By a vote of 8 to 1, the court reasoned that the First Amendment right to free speech includes the entitlement to take a message or idea directly to someone's door, and that the right cannot be limited by a requirement to register by name ahead of time.

"The mere fact that the ordinance covers so much speech raises constitutional concerns," Justice John Paul Stevens wrote for himself and Justices Sandra Day O'Connor, Anthony M. Kennedy, David H. Souter, Ruth Bader Ginsburg and Stephen Breyer.

"It is offensive, not only to the values protected by the First Amendment, but to the very notion of a free society, that in the context of everyday public discourse a citizen must first inform the government of her desire to speak to her neighbors and then obtain a permit to do so."

Two of the court's most conservative justices, Antonin Scalia and Clarence Thomas, agreed only with the outcome of the case and did not sign on to Stevens' reasoning.

Chief Justice William H. Rehnquist dissented.

Stratton, Ohio, required a permit for any door-to-door soliciting by salesmen or anyone else. Theoretically, girl scouts would have to get such a permit to sell cookies, as would a candidate for the school board or a student raising money for a class trip.

The majority in Monday's case said the law was too broad. Had it been much more narrowly written to guard against unwanted sales calls, it might have withstood constitutional scrutiny, Stevens wrote.

People who do not want to listen to a political candidate or other canvasser need not do so, the court said. Residents may post a "No Solicitations" sign at the door, or simply refuse to engage in conversation.

The court also rejected the town's claim that the law helped prevent crime. There is no evidence that a criminal casing a neighborhood would be deterred by the need to get a permit, the court said.

The case turned in part on the notion of anonymity when speaking one's mind.

The court already has held that the Constitution gives people the right to anonymously distribute campaign literature. Monday's ruling extends that right to door-to-door soliciting for other causes.

The church argued that it needs no one's permission to pursue what it views as its mission to take religion to people's homes. Someone going door to door may choose to introduce himself, but should not be required to do so, the church argued.

Two lower federal courts found the permit rules evenhanded, and the church appealed. The Supreme Court reversed, and sent the case back to a lower court.

Rehnquist's dissent mentioned the killings of two university professors in New Hampshire, allegedly by men who had cased the neighborhood by going door to door.
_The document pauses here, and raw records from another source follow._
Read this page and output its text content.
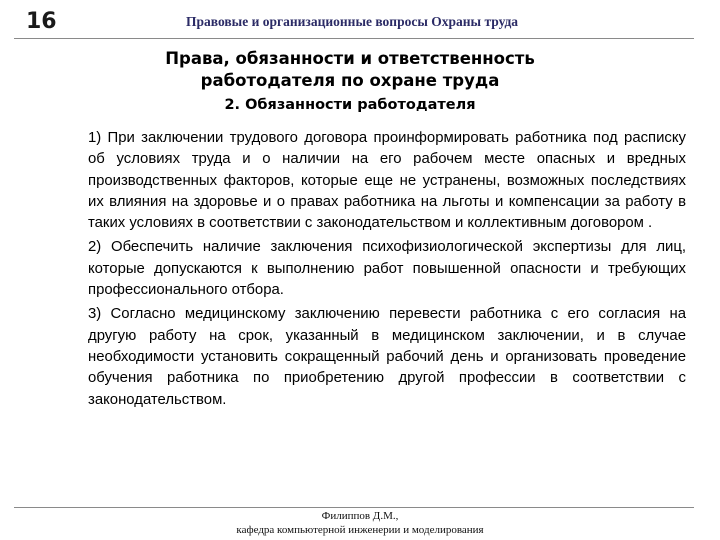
16	Правовые и организационные вопросы Охраны труда
Права, обязанности и ответственность
работодателя по охране труда
2. Обязанности работодателя

1) При заключении трудового договора проинформировать работника под расписку об условиях труда и о наличии на его рабочем месте опасных и вредных производственных факторов, которые еще не устранены, возможных последствиях их влияния на здоровье и о правах работника на льготы и компенсации за работу в таких условиях в соответствии с законодательством и коллективным договором .

2) Обеспечить наличие заключения психофизиологической экспертизы для лиц, которые допускаются к выполнению работ повышенной опасности и требующих профессионального отбора.

3) Согласно медицинскому заключению перевести работника с его согласия на другую работу на срок, указанный в медицинском заключении, и в случае необходимости установить сокращенный рабочий день и организовать проведение обучения работника по приобретению другой профессии в соответствии с законодательством.

Филиппов Д.М.,
кафедра компьютерной инженерии и моделирования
Stratton's law was intended to address such "very grave risks associated with canvassing," and did not unduly limit free speech, Rehnquist wrote.
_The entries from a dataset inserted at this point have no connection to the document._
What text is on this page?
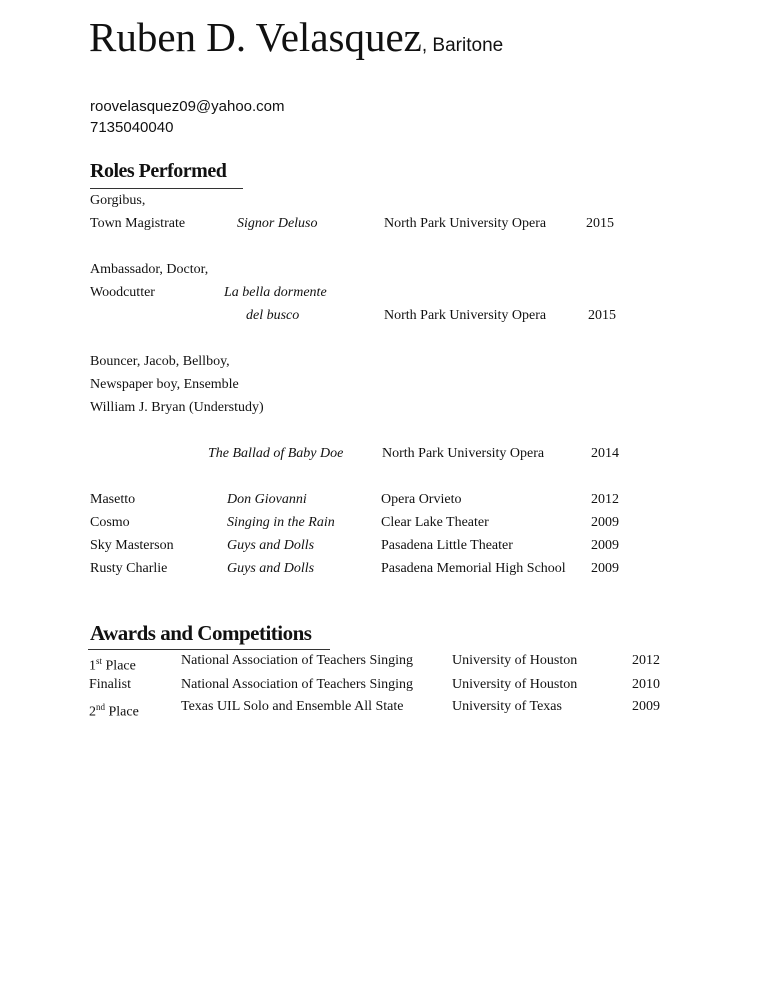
Ruben D. Velasquez, Baritone
roovelasquez09@yahoo.com
7135040040
Roles Performed
Gorgibus,
Town Magistrate	Signor Deluso	North Park University Opera	2015
Ambassador, Doctor,
Woodcutter	La bella dormente
del busco	North Park University Opera	2015
Bouncer, Jacob, Bellboy,
Newspaper boy, Ensemble
William J. Bryan (Understudy)
The Ballad of Baby Doe	North Park University Opera	2014
Masetto	Don Giovanni	Opera Orvieto	2012
Cosmo	Singing in the Rain	Clear Lake Theater	2009
Sky Masterson	Guys and Dolls	Pasadena Little Theater	2009
Rusty Charlie	Guys and Dolls	Pasadena Memorial High School 2009
Awards and Competitions
1st Place	National Association of Teachers Singing	University of Houston	2012
Finalist	National Association of Teachers Singing	University of Houston	2010
2nd Place	Texas UIL Solo and Ensemble All State	University of Texas	2009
Stratton, population 287, includes many retirees who were sick of being pestered by Jehovah's Witnesses and others, the town's mayor has said. The Witnesses say the 1998 law requiring a permit was specifically aimed at them, but the town denies that.

The town has had a testy history with the Jehovah's Witnesses congregation in nearby Wellsville.
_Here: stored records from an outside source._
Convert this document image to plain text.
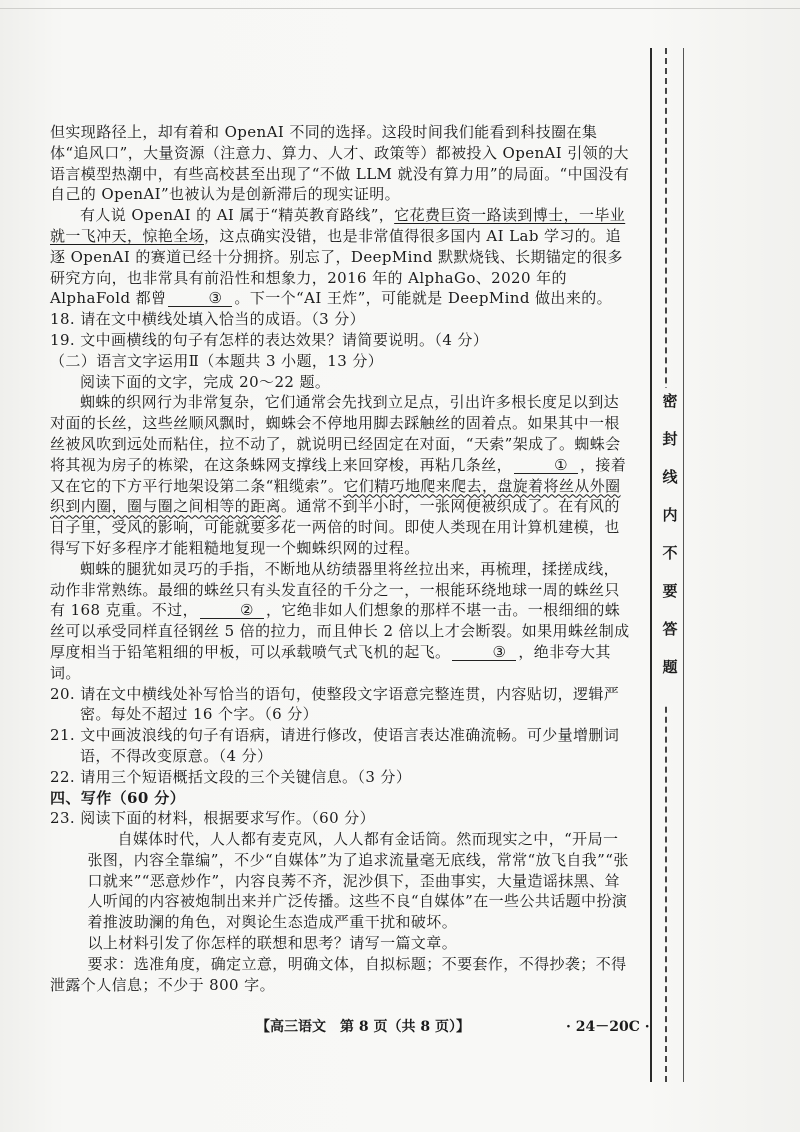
密
封
线
内
不
要
答
题

但实现路径上，却有着和 OpenAI 不同的选择。这段时间我们能看到科技圈在集体“追风口”，大量资源（注意力、算力、人才、政策等）都被投入 OpenAI 引领的大语言模型热潮中，有些高校甚至出现了“不做 LLM 就没有算力用”的局面。“中国没有自己的 OpenAI”也被认为是创新滞后的现实证明。

有人说 OpenAI 的 AI 属于“精英教育路线”，它花费巨资一路读到博士，一毕业就一飞冲天，惊艳全场，这点确实没错，也是非常值得很多国内 AI Lab 学习的。追逐 OpenAI 的赛道已经十分拥挤。别忘了，DeepMind 默默烧钱、长期锚定的很多研究方向，也非常具有前沿性和想象力，2016 年的 AlphaGo、2020 年的 AlphaFold 都曾	③ 。下一个“AI 王炸”，可能就是 DeepMind 做出来的。

18. 请在文中横线处填入恰当的成语。（3 分）

19. 文中画横线的句子有怎样的表达效果？请简要说明。（4 分）

（二）语言文字运用Ⅱ（本题共 3 小题，13 分）

阅读下面的文字，完成 20～22 题。

蜘蛛的织网行为非常复杂，它们通常会先找到立足点，引出许多根长度足以到达对面的长丝，这些丝顺风飘时，蜘蛛会不停地用脚去踩触丝的固着点。如果其中一根丝被风吹到远处而粘住，拉不动了，就说明已经固定在对面，“天索”架成了。蜘蛛会将其视为房子的栋梁，在这条蛛网支撑线上来回穿梭，再粘几条丝，	① ，接着又在它的下方平行地架设第二条“粗缆索”。它们精巧地爬来爬去，盘旋着将丝从外圈织到内圈，圈与圈之间相等的距离。通常不到半小时，一张网便被织成了。在有风的日子里，受风的影响，可能就要多花一两倍的时间。即使人类现在用计算机建模，也得写下好多程序才能粗糙地复现一个蜘蛛织网的过程。

蜘蛛的腿犹如灵巧的手指，不断地从纺绩器里将丝拉出来，再梳理，揉搓成线，动作非常熟练。最细的蛛丝只有头发直径的千分之一，一根能环绕地球一周的蛛丝只有 168 克重。不过，	② ，它绝非如人们想象的那样不堪一击。一根细细的蛛丝可以承受同样直径钢丝 5 倍的拉力，而且伸长 2 倍以上才会断裂。如果用蛛丝制成厚度相当于铅笔粗细的甲板，可以承载喷气式飞机的起飞。	③ ，绝非夸大其词。

20. 请在文中横线处补写恰当的语句，使整段文字语意完整连贯，内容贴切，逻辑严密。每处不超过 16 个字。（6 分）

21. 文中画波浪线的句子有语病，请进行修改，使语言表达准确流畅。可少量增删词语，不得改变原意。（4 分）

22. 请用三个短语概括文段的三个关键信息。（3 分）

四、写作（60 分）

23. 阅读下面的材料，根据要求写作。（60 分）

自媒体时代，人人都有麦克风，人人都有金话筒。然而现实之中，“开局一张图，内容全靠编”，不少“自媒体”为了追求流量毫无底线，常常“放飞自我”“张口就来”“恶意炒作”，内容良莠不齐，泥沙俱下，歪曲事实，大量造谣抹黑、耸人听闻的内容被炮制出来并广泛传播。这些不良“自媒体”在一些公共话题中扮演着推波助澜的角色，对舆论生态造成严重干扰和破坏。

以上材料引发了你怎样的联想和思考？请写一篇文章。

要求：选准角度，确定立意，明确文体，自拟标题；不要套作，不得抄袭；不得泄露个人信息；不少于 800 字。

【高三语文　第 8 页（共 8 页）】	· 24－20C ·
Anyone who wants to go door to door must first go to the mayor's office and fill out a permit application. The form requires a name and other identifying information, and is kept on file. There is no fee.

The solicitor gets a paper permit, which must be carried for display on demand to the town's one police officer or to any resident who asks.

About 15 people have applied for permits since the law took effect, and no one has been turned away. Jehovah's Witnesses did not apply, because they considered the permit unconstitutional.

The church won victories in the 1930s and 1940s that have helped form the court's modern interpretation of the First Amendment.

Stevens took note of the World War II-era cases, saying they repeatedly saved Jehovah's Witnesses "from petty prosecutions."

"The value judgment that then motivated a united democratic people fighting to defend those very freedoms from totalitarian attack is unchanged. It motivates our decision today," Stevens wrote.

The case is Watchtower Bible and Tract Society of New York Inc. v. Village of Stratton, Ohio, et al., 00-1737.